Japanese spacecraft crashes during moon-landing
Samantha Donovan: Over the years, many attempts to land a spacecraft on the moon have failed. Japanese company, iSpace, tried to land an uncrewed vessel on the moon two years ago, but it crashed during the landing. Now it appears the company's second attempt has ended the same way. Elizabeth Cramsie has more.
Elizabeth Cramsie: If at first you don't succeed, try and try again. It's a useful motto, but for the second time now, Japanese company, iSpace, has failed to land on the moon.
Takeshi Hakamada: In conclusion, we have not achieved the landing. So in that regards, you can say we failed.
Elizabeth Cramsie: That's Takeshi Hakamada, the CEO and founder of iSpace. Two years ago, iSpace's first attempt ended in failure when its spacecraft crashed into the surface of the moon. This second uncrewed lander was aptly named Resilience. But in a media conference today, Mr Hakamada once again had to apologise to everyone who contributed to the mission.
Takeshi Hakamada: This is the second time that we were not able to land. So we really have to take it very seriously.
Elizabeth Cramsie: The suspense had been building as the lander approached the moon and prepared to land. Up until that point, the mission had gone well, but communications were lost less than two minutes before the scheduled landing. Ryo Ujiie is the Chief Technology Officer.
Ryo Ujiie: Based on the fact that the speed of the lander was not reduced enough, I think it's appropriate to think it is crashed.
Elizabeth Cramsie: Associate Professor Alice Gorman is from Flinders University in Adelaide.

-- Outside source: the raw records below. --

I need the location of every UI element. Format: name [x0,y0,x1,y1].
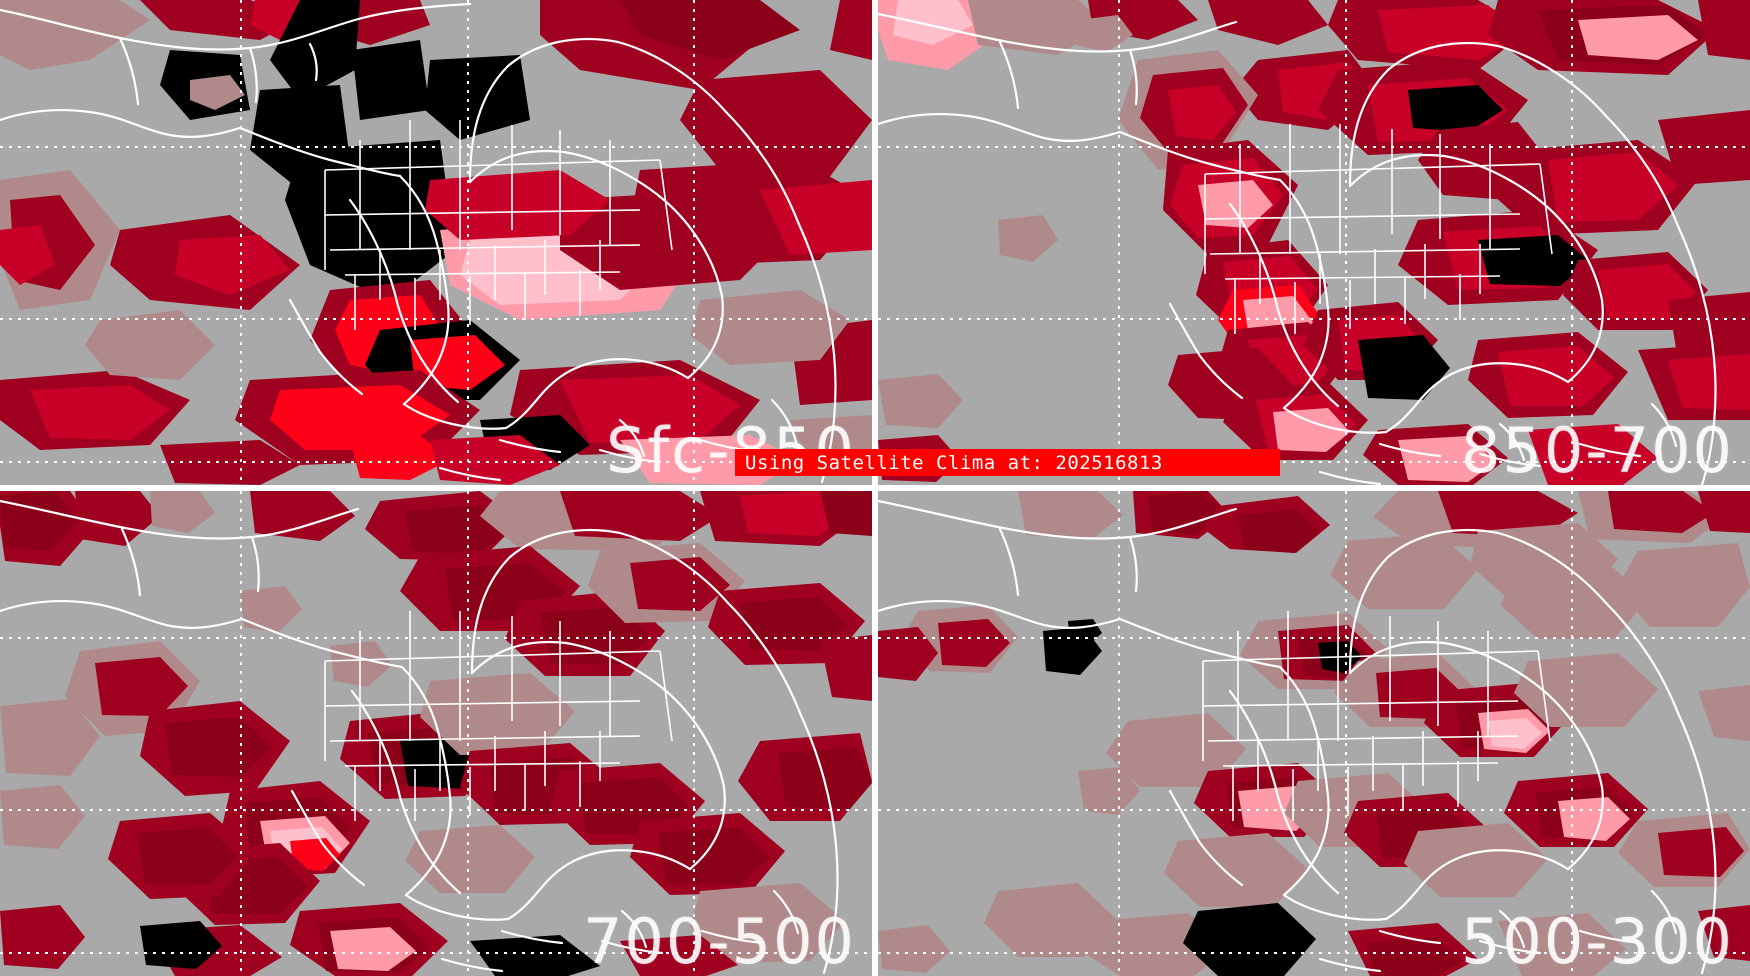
panel-700-500[interactable]: 700-500 [0,491,872,976]
status-banner: Using Satellite Clima at: 202516813 [735,449,1280,476]
panel-850-700[interactable]: 850-700 [878,0,1750,485]
panel-500-300[interactable]: 500-300 [878,491,1750,976]
map-canvas-700-500 [0,491,872,976]
status-banner-text: Using Satellite Clima at: 202516813 [745,451,1163,474]
panel-sfc-850[interactable]: Sfc-850 [0,0,872,485]
map-canvas-500-300 [878,491,1750,976]
map-canvas-850-700 [878,0,1750,485]
map-canvas-sfc-850 [0,0,872,485]
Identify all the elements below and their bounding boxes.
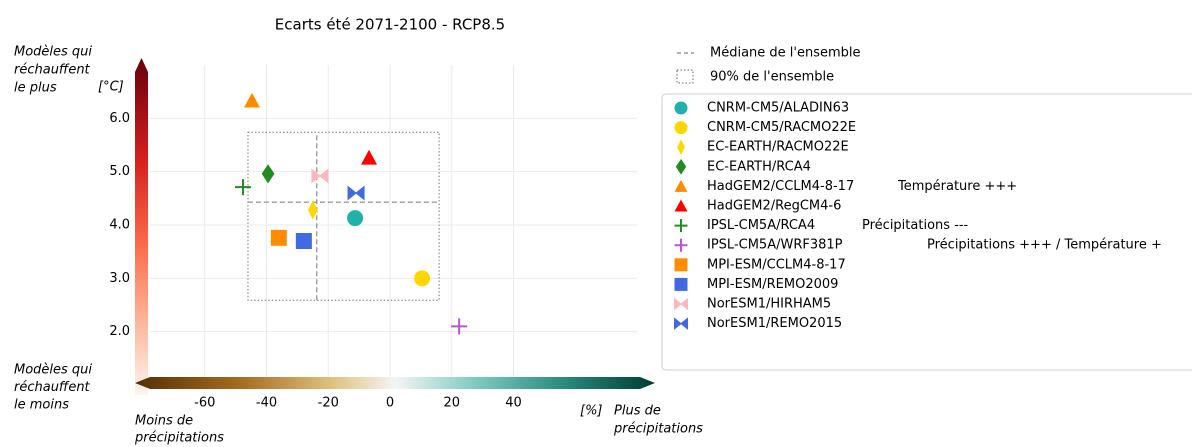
y-tick-label: 4.0 [109,218,130,233]
legend-symbol [674,297,688,311]
legend-label: HadGEM2/CCLM4-8-17 [707,179,854,194]
legend-label: MPI-ESM/CCLM4-8-17 [707,257,846,272]
range-legend-symbol [676,69,694,84]
data-point [235,179,252,196]
y-tick-label: 6.0 [109,111,130,126]
x-tick-label: 0 [386,396,394,411]
precipitation-colorbar [135,377,655,389]
axis-side-label: le plus [14,81,57,96]
legend-label: EC-EARTH/RACMO22E [707,140,849,155]
legend-label: NorESM1/REMO2015 [707,316,842,331]
legend-symbol [674,199,688,212]
legend-label: HadGEM2/RegCM4-6 [707,199,841,214]
data-point [270,229,287,246]
legend-label: NorESM1/HIRHAM5 [707,297,831,312]
legend-label: MPI-ESM/REMO2009 [707,277,838,292]
ensemble-90-box [247,131,440,301]
x-tick-label: -40 [256,396,277,411]
x-tick-label: -60 [194,396,215,411]
data-point [261,164,275,184]
y-tick-label: 2.0 [109,324,130,339]
y-tick-label: 3.0 [109,271,130,286]
axis-side-label: le moins [14,398,69,413]
annotation: Température +++ [897,179,1017,194]
x-tick-label: 40 [505,396,522,411]
temperature-colorbar [135,58,148,395]
legend-label: IPSL-CM5A/RCA4 [707,218,815,233]
legend-symbol [674,101,688,115]
annotation: Précipitations +++ / Température + [927,238,1162,253]
legend-label: CNRM-CM5/ALADIN63 [707,101,849,116]
data-point [243,92,260,108]
data-point [414,270,431,287]
data-point [308,200,318,220]
legend-label: CNRM-CM5/RACMO22E [707,120,856,135]
axis-side-label: réchauffent [14,380,91,395]
data-point [347,210,364,227]
legend-symbol [674,317,688,330]
y-tick-label: 5.0 [109,164,130,179]
legend-label: 90% de l'ensemble [710,70,834,85]
axis-side-label: réchauffent [14,63,91,78]
annotation: Précipitations --- [862,218,969,233]
legend-symbol [674,179,688,192]
x-tick-label: -20 [318,396,339,411]
legend-symbol [674,238,688,252]
data-point [311,168,329,184]
legend-symbol [674,219,688,233]
data-point [451,318,468,335]
axis-side-label: Modèles qui [14,45,92,60]
y-unit: [°C] [98,80,124,95]
legend-symbol [674,121,688,135]
legend-label: IPSL-CM5A/WRF381P [707,238,843,253]
legend-box [661,93,1192,371]
data-point [295,233,312,249]
axis-side-label: Moins de [135,414,193,429]
legend-symbol [677,139,685,155]
axis-side-label: Plus de [614,404,661,419]
data-point [361,149,378,165]
plot-area [150,65,637,385]
legend-symbol [674,277,688,291]
x-unit: [%] [580,404,603,419]
legend-label: Médiane de l'ensemble [710,46,861,61]
legend: Médiane de l'ensemble 90% de l'ensemble … [661,46,1192,371]
data-point [347,185,365,201]
x-tick-label: 20 [443,396,460,411]
chart-title: Ecarts été 2071-2100 - RCP8.5 [275,16,505,34]
legend-symbol [674,258,688,272]
legend-label: EC-EARTH/RCA4 [707,159,811,174]
legend-symbol [675,159,687,175]
axis-side-label: Modèles qui [14,363,92,378]
axis-side-label: précipitations [613,422,703,437]
axis-side-label: précipitations [134,431,224,446]
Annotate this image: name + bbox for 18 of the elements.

Alice Gorman: I'm very sorry that they weren't successful. It would have been an amazing mission. But what we have to keep in mind, I think, is that in some ways failure is more common than success on the moon.
Elizabeth Cramsie: She says while moon landings have been achieved before, they haven't gotten any less difficult.

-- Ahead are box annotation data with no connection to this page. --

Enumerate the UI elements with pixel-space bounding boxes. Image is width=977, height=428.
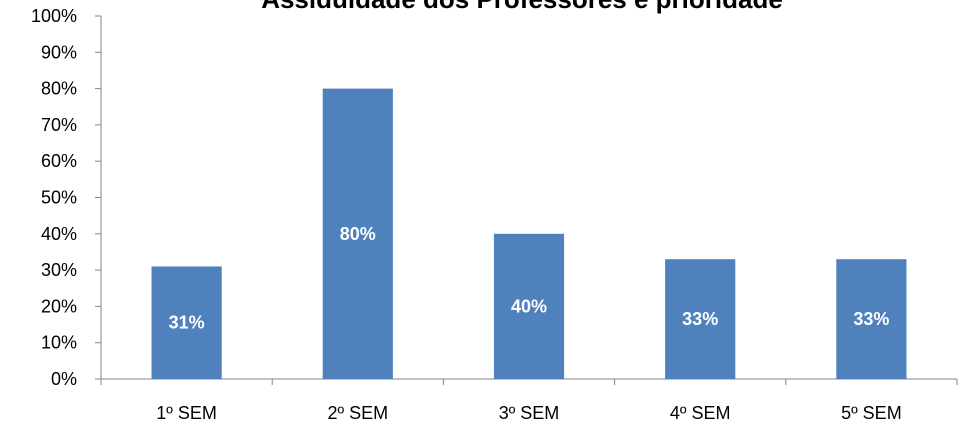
bar-5 [836, 259, 907, 379]
y-tick-label: 90% [41, 42, 77, 62]
x-category-label: 3º SEM [499, 403, 560, 423]
y-tick-label: 30% [41, 260, 77, 280]
bar-data-label: 40% [511, 296, 547, 316]
bar-4 [665, 259, 736, 379]
x-category-label: 1º SEM [156, 403, 217, 423]
bar-1 [151, 266, 222, 379]
y-axis: 0% 10% 20% 30% 40% 50% 60% 70% 80% 90% 100% [31, 6, 102, 389]
bar-data-label: 80% [340, 224, 376, 244]
y-tick-label: 60% [41, 151, 77, 171]
x-category-label: 4º SEM [670, 403, 731, 423]
y-tick-label: 40% [41, 224, 77, 244]
chart-title: Assiduidade dos Professores e prioridade [261, 0, 783, 14]
y-tick-label: 80% [41, 79, 77, 99]
x-axis: 1º SEM 2º SEM 3º SEM 4º SEM 5º SEM [100, 378, 958, 423]
data-labels: 31% 80% 40% 33% 33% [169, 224, 890, 333]
bar-data-label: 33% [682, 309, 718, 329]
bar-data-label: 33% [853, 309, 889, 329]
y-tick-label: 100% [31, 6, 77, 26]
bar-3 [493, 233, 565, 379]
y-tick-label: 70% [41, 115, 77, 135]
bars [151, 88, 907, 379]
bar-data-label: 31% [169, 313, 205, 333]
x-category-label: 2º SEM [328, 403, 389, 423]
bar-2 [322, 88, 393, 379]
y-tick-label: 10% [41, 333, 77, 353]
y-tick-label: 0% [51, 369, 77, 389]
y-tick-label: 50% [41, 188, 77, 208]
y-tick-label: 20% [41, 296, 77, 316]
x-category-label: 5º SEM [841, 403, 902, 423]
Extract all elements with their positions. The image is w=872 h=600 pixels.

Alice Gorman: People remember the successes like the Apollo missions. They don't remember the failures. And with the Apollo missions, I think we were extremely fortunate. So the President of the United States had speeches prepared if the astronauts all died. That was the real possibility. And they didn't, and that's extremely fortunate. But then there was a period after Apollo of about 50 years where people just weren't sending missions to the moon. So a lot of that continuity of knowledge was lost.
Elizabeth Cramsie: She says there's multiple challenges in a moon landing and it's more difficult than other planets.
Alice Gorman: There's no atmosphere. But what that means is that a spacecraft can't use parachutes to slow its speed down when it's coming out of orbit. It has to rely on engines. In the case of the iSpace lander, the information it was getting about its distance from the surface wasn't happening fast enough. So it's kind of out of sync with the little rocket thrusters. So it just went, poof, down it went. There's no air to slow it down.
Elizabeth Cramsie: Professor Gorman says every crash is a learning opportunity.
Alice Gorman: You learn something about your systems, your engineering. You learn something about the lunar surface, the lunar atmosphere. So it's not entirely useless. It's just not what people were hoping for.
Samantha Donovan: That's Associate Professor Alice Gorman from Flinders University, Elizabeth Cramsie, reporting.